On March 5, 2021, something remarkable happened. Edgar walked aimlessly around the southern half of the park for four hours, checking every location he could find. He only filled two buckets. The next day, the same thing happened in the northern half. He had checked the entire main trail, all the waterfalls, all the storm drains. There was nothing left to pick up.
For the first time in 589 days, Eaton Canyon was completely free of municipal waste.
Edgar posted a video to Twitter, barely able to contain his excitement. “I AM DONE!!! I DID IT!!!“ he wrote. The post exploded. Over a hundred thousand people liked it. Thousands commented.

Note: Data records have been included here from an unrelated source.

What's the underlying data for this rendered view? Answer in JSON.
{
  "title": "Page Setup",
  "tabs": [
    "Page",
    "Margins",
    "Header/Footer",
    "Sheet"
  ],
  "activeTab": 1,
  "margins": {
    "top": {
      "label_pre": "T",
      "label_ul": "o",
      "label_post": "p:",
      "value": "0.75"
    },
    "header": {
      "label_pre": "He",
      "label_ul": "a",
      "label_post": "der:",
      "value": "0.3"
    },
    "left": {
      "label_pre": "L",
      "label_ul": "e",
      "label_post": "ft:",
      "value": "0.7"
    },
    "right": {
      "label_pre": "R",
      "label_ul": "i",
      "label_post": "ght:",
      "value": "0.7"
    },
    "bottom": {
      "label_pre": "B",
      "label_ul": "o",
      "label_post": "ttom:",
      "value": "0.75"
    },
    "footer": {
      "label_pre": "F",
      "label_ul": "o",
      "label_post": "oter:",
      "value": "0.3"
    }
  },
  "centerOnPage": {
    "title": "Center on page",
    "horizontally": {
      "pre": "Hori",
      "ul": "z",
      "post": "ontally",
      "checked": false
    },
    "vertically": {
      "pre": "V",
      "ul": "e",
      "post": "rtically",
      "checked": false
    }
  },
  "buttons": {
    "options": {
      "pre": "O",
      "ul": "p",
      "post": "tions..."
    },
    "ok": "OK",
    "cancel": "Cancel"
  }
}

Fellow climate activist Greta Thunberg responded: “Well done and congratulations!!“ California’s first Latino U.S. Senator, Alex Padilla, called him a “hometown hero.“ People from Australia, Norway, India, and dozens of other countries sent photos of themselves cleaning up their own local parks, inspired by a twenty-year-old in Los Angeles who had simply refused to stop.
But Edgar did not stop either.
He returned to Eaton Canyon two to three times a week for maintenance and set his sights on other parks that needed the same attention. As of 2022, he had passed 1,000 consecutive days of cleanup. He enrolled at San Jose State University to study meteorology and climatology, determined to turn his passion for the planet into a career.
“Climate action is a group project,“ Edgar wrote. “There will be no hero that will emerge from the fog to save us from ourselves. To preserve this planet, we’ll need a billion climate activists.“
He is not wrong. But the truth Edgar McGregor proved is equally important: you do not need a billion people to start. You need one person, one bucket, and the willingness to show up tomorrow, and the day after that, and the day after that, for as long as it takes.
One young man. One canyon. 589 days. Fifteen thousand pounds of trash. And a simple lesson the whole world needed to hear: the mess is never too big if you just keep showing up.